Literary and Cultural Values and Their Sense of Their Reader’s Expectations
Damrosch likewise affirms that “comparing even brief passages can reveal a host of choices that different translators have made,” including, in particular, insight into their “literary and cultural values and their sense of their reader’s expectations”. Even without knowledge of the source language, “we can use translations to triangulate our way toward a better sense of the original than any one version can give us on its own”. Katrina’s presentation on Ezra Pound’s Cathay translations involved just such a triangulation, comparing his poems with competing translations and with two source texts the original poems themselves and the Ernest Fennellosa-annotated Japanese cribs that facilitated Pound’s translations. Fair and educated judgments require considering not just a translation itself, but its conditions, competitors, and context. Our comparative work in class was most effective when we Links Of London Charms replaced initial, and perhaps inevitable, “it works/it doesn’t work” judgments with evaluative discussions about how specific translations work, or do not, as the case may be.

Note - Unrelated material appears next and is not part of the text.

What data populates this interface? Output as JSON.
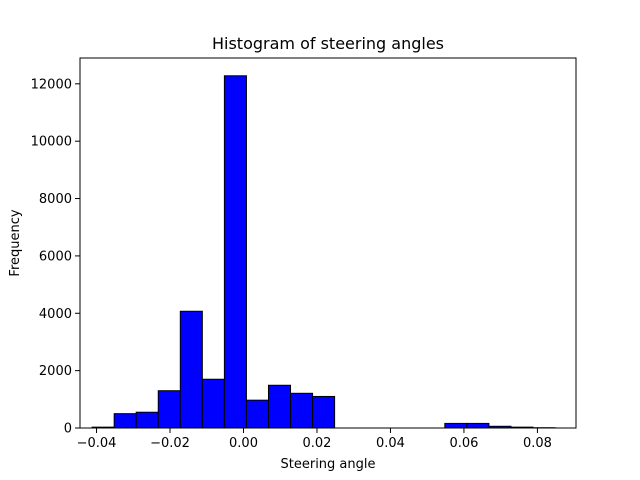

Venuti emphasizes that choosing a “suitable” translation means choosing one that “offers an efficient articulation of the issues raised by translation, but also one that works productively with the critical methodologies applied to other texts in the course” (“Translation and the Pedagogy” 341). As we studied literal translations, homophonic translations, and the kind of experimental and risk-taking translations that correspond to Philip Lewis’s concept of abusive fidelity, we learned that an awkward or uneven translation is not necessarily a bad one, that accuracy is not the only legitimate goal for a translation. Steven Ungar, nodding to George Steiner, writes, “The terms ‘failure’ and ‘incompletion’ imply the persistence of Links Of London Bracelets a model of translation whose virtues would entail precisely overcoming failure and incompletion”.
The criteria by which we judge a translation would therefore “be of less interest to Steiner than what a ‘close hearing’ of translation’s failures and incompletion might disclose concerning the nature of cultural difference”. We should thus be as attentive to translations that read painfully as we are to those that “tell it lovely.” Nabokov’s resolutely literal and fiercely protective translation of Alexander Pushkin’s Eugene Onegin is not easy reading, but it offers a foreign element that a translation privileging the sensibilities of the target audience might not. We are convinced that it would be instructive for the class to formulate its own evaluative criteria after advancing in the theoretical readings and discussing some of the key debates in translation studies.
Students might well adopt different criteria for different kinds of texts, possibly for different genres, for religious or secular works, or for different source languages. We thus propose that the professor distribute a rubric for evaluation prior to such sessions in order to direct focus on the studied theories and bring the class one step closer to Steiner’s “close hearing.” Students could then modify this rubric and hone their evaluative criteria over the course of the semester as they advance in knowledge. Katrina’s rubric, developed after the course (see Appendix 1), is intended as a guide not for every reading of translation, but for a close evaluative reading, as conducted in a classroom.